SERG talk: An Empirical Study of Software Vulnerabilties via Fine-grained Analysis in Maven
When: November 30, 2022, 11:00 - 12:00
Where: Hybrid
Abstract Reusing software libraries is a pillar of modern software engineering and the average Java application depends on 40 third-party projects/libraries in 2022. Unfortunately, relying on such libraries exposes a project to potential vulnerabilities and may put an application and its users at risk. Research on software ecosystems has shown that more and more projects are affected by such vulnerabilities. However, previous investigation usually reason about dependencies on the dependency level and we believe that this highly inflates the actual number of affected packages.
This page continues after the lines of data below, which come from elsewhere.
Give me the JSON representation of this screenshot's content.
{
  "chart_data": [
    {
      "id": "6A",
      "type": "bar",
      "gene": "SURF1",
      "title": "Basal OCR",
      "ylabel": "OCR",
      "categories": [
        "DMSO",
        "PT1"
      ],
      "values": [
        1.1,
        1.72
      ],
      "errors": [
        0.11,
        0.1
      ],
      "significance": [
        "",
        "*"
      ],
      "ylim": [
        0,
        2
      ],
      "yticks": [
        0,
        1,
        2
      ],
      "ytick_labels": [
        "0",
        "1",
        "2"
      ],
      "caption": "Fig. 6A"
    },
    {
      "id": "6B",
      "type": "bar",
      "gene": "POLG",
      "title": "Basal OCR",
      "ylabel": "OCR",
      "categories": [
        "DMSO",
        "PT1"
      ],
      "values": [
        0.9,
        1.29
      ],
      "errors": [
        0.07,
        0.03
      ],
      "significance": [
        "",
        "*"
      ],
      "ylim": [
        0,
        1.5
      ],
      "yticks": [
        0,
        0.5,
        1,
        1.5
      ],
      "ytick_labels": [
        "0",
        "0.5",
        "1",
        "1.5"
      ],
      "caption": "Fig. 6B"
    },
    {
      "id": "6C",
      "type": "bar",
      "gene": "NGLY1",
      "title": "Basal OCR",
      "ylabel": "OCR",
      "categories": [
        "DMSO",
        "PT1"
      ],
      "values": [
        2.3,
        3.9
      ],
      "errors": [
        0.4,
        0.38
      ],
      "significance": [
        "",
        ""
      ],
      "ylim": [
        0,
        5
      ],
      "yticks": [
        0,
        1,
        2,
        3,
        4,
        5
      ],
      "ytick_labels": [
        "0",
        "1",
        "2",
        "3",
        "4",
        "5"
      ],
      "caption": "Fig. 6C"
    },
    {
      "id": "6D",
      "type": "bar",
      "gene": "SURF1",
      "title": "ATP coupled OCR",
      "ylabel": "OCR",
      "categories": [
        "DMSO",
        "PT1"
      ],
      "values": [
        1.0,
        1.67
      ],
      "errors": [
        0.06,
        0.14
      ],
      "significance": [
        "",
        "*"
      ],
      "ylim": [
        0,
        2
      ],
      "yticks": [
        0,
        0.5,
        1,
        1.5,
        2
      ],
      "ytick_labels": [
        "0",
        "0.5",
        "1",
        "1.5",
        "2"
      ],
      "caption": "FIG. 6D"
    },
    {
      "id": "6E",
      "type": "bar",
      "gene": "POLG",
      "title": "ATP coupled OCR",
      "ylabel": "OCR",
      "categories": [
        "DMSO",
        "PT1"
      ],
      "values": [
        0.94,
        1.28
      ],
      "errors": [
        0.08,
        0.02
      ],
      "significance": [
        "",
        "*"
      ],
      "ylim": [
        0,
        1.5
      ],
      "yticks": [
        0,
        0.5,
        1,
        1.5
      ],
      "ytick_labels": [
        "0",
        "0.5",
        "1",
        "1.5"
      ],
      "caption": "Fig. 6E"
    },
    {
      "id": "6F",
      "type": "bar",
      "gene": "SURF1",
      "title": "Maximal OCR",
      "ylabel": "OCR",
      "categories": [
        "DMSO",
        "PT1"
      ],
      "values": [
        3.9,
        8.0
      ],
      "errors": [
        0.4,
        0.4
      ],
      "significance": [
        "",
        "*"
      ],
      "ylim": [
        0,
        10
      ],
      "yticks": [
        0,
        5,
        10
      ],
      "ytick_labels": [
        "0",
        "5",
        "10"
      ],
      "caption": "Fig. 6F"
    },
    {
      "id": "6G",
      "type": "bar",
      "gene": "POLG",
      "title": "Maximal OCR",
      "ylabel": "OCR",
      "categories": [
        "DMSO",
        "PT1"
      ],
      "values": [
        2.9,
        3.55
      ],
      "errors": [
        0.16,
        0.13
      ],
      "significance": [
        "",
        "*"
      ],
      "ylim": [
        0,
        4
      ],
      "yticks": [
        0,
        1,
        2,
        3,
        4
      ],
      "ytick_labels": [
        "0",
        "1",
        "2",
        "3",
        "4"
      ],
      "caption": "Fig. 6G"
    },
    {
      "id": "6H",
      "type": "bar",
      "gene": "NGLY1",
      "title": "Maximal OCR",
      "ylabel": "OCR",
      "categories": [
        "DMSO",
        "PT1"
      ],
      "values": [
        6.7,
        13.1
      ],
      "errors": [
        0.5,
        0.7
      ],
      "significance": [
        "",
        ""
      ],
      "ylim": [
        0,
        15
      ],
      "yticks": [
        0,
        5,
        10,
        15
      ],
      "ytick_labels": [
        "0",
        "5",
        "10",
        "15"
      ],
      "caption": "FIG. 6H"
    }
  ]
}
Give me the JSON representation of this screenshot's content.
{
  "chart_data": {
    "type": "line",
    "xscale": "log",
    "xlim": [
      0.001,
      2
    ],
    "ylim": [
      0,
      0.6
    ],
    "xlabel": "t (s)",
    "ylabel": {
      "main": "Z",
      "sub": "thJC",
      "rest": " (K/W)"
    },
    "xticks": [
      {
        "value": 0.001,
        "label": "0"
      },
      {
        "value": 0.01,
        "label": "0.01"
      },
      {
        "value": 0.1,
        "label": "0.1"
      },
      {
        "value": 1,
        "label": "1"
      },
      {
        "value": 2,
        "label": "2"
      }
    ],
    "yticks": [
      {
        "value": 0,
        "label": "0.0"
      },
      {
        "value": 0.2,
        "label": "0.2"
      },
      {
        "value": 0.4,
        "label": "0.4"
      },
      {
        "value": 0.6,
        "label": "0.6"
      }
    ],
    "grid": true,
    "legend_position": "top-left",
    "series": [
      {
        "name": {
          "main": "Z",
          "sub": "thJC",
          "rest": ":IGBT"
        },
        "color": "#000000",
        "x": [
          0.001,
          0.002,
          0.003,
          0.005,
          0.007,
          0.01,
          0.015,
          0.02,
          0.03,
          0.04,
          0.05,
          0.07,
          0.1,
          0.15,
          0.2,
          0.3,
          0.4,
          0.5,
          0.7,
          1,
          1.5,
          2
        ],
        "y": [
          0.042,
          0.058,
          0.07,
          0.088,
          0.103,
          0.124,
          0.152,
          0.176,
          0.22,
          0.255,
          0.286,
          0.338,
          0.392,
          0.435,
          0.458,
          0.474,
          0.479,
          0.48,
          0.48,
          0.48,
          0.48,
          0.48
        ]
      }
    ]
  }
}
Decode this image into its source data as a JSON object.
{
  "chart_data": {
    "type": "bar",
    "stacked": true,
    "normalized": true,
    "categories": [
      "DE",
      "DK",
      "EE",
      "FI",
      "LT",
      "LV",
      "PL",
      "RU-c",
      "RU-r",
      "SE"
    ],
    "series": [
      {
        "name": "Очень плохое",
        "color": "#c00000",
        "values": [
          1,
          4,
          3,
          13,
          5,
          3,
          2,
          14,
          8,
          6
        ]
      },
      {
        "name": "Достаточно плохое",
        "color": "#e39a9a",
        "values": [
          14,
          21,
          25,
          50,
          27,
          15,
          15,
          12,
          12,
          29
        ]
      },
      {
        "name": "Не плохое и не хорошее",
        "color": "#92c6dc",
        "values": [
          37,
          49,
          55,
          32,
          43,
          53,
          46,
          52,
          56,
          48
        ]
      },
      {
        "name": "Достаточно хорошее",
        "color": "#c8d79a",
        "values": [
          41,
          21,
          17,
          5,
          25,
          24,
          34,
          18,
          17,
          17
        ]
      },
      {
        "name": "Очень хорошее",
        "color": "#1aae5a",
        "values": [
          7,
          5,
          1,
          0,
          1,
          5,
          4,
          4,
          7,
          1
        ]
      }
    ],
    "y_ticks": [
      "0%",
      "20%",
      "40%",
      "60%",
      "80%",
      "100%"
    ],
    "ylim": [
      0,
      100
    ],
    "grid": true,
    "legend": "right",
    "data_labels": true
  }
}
In this work, we study the effect of transitivity and granularity on vulnerability propagation in the Maven ecosystem. In our research methodology, we gathered a large dataset of 3M recent Maven packages. For this dataset, we obtain the full transitive set of dependencies, construct whole-program call graph and perform reachability analysis. This approach allows us to identify Maven packages that are actually affected by using vulnerable dependencies. Our empirical results show that: (1) about 1/3 of packages in our dataset are identified as vulnerable if and only if all the transitive dependencies are considered. (2) less than 1% of packages have a reachable call path to vulnerable code in their dependencies, which is far lower than that of a naive dependency-based analysis. (3) limiting the depth of the resolved dependency tree might be a useful technique to reduce computation time for expensive fine-grained (vulnerability) analysis.